LAWS(DLH)-1995-8-106

J N BHARDWAJ Vs. HINDUSTAN INSECTICIDES LIMITED

Decided On August 28, 1995
J.N.BHARDWAJ Appellant
V/S
HINDUSTAN INSECTICIDES LIMITED Respondents

JUDGEMENT

(1.) This is a petition filed by the petitioner under Article 226 of the Constitution of India against the award of the Labour Court dated 13th June, 1989.

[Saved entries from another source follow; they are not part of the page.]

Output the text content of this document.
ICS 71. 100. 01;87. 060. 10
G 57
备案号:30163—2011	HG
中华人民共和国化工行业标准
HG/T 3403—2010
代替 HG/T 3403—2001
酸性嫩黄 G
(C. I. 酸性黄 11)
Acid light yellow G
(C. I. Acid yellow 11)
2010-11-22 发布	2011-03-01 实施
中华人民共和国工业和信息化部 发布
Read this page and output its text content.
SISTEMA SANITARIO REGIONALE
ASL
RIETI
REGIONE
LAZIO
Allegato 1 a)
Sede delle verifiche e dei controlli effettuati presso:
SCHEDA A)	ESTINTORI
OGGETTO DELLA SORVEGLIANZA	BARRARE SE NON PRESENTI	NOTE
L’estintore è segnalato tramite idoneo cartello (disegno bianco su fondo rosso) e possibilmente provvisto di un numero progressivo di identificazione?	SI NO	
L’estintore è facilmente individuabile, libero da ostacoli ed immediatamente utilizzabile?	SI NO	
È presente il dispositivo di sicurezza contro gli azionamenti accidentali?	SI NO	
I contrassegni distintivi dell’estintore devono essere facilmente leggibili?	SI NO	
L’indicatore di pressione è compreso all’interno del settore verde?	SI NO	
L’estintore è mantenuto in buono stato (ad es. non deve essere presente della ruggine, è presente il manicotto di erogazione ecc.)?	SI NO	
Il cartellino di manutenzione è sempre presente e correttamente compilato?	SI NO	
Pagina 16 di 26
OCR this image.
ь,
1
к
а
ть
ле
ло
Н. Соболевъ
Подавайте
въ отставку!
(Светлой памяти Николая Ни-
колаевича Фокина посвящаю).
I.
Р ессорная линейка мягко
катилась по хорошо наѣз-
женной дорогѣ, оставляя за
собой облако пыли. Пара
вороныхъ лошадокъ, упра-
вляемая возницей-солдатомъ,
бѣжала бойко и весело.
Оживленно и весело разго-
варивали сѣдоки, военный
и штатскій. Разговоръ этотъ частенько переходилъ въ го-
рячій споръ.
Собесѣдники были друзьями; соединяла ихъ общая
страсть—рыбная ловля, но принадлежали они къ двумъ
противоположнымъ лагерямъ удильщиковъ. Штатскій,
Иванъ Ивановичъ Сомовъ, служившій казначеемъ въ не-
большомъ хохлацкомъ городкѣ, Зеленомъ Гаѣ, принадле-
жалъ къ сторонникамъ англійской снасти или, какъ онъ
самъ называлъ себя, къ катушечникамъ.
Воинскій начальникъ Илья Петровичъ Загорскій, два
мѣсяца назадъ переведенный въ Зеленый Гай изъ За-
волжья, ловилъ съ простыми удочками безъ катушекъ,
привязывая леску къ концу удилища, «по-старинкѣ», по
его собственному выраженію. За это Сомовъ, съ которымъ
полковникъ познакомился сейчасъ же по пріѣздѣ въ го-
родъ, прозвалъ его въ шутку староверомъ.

(2.) Mr. Vohra, learned Counsel appearing for the petitioner, has assailed the award on the ground that the Labour Court after coming to the conclusion that the termination by discharge of the petitioner was bad for non-compliance of Section 25(f) of the Industrial Disputes Act and the said termination amounted to retrenchment, the Labour Court ought to have allowed reinstatement of the petitioner or in lieu of reinstatement ought to have awarded full back wages. In support of his arguments, Mr. Vohra has cited Gammon India Ltd. v. Niranjan Dass, 1984 IFJ 60 and Punjab Land Dent. & Reclamation Corpn. Ltd., Chandigarh etc & Several Ors. v. Presiding Officer, Labour Court, Chandigarh etc. & Several Ors. (2) 1990 LLJ 70. What Mr.Vohra has contended before me is that if the Labour Court comes to the conclusion that the action of the Management was bad for non-mpliance of Section 25 (f) of the Industrial Disputes Act, the finding of the Labour Court granting 50% wages as compensation in lieu of reinstatement was bad. Mr. Vohra has also contended that if the Management wanted to terminate the services of the workman on any other grounds then the Management would have taken recourse to other provisions and disciplinary proceedings in relation to the absence of the workman.

(3.) On the other hand, Mr. Dhawan, learned Counsel appearing for the respondent, has argued that the contention raised by Mr. Vohra that once the termination is found to be bad the workman has to be reinstated and if, for any reason, he cannot be reinstated the normal rule is that he has to be given full back wages is not correct. The second submission, which has been made before me by Mr. Dhawan, is that this Court, while exercising its jurisdiction under Article 226 of the Constitution of India, would not disturb the finding of fact arrived at by the Labour Court until and unless this Court comes to the conclusion that the award is manifestly bad on account of an error, which is apparent on the record or is otherwise perverse. Mr. Dhawan, in support of his contentions, has also cited Gursharan Singh v. Union of India & Ors., 1994 LAB.I.C.972 and Syed Azam Hussaini v. The Andhra Bank Ltd., JT 1995 (2) SC 37.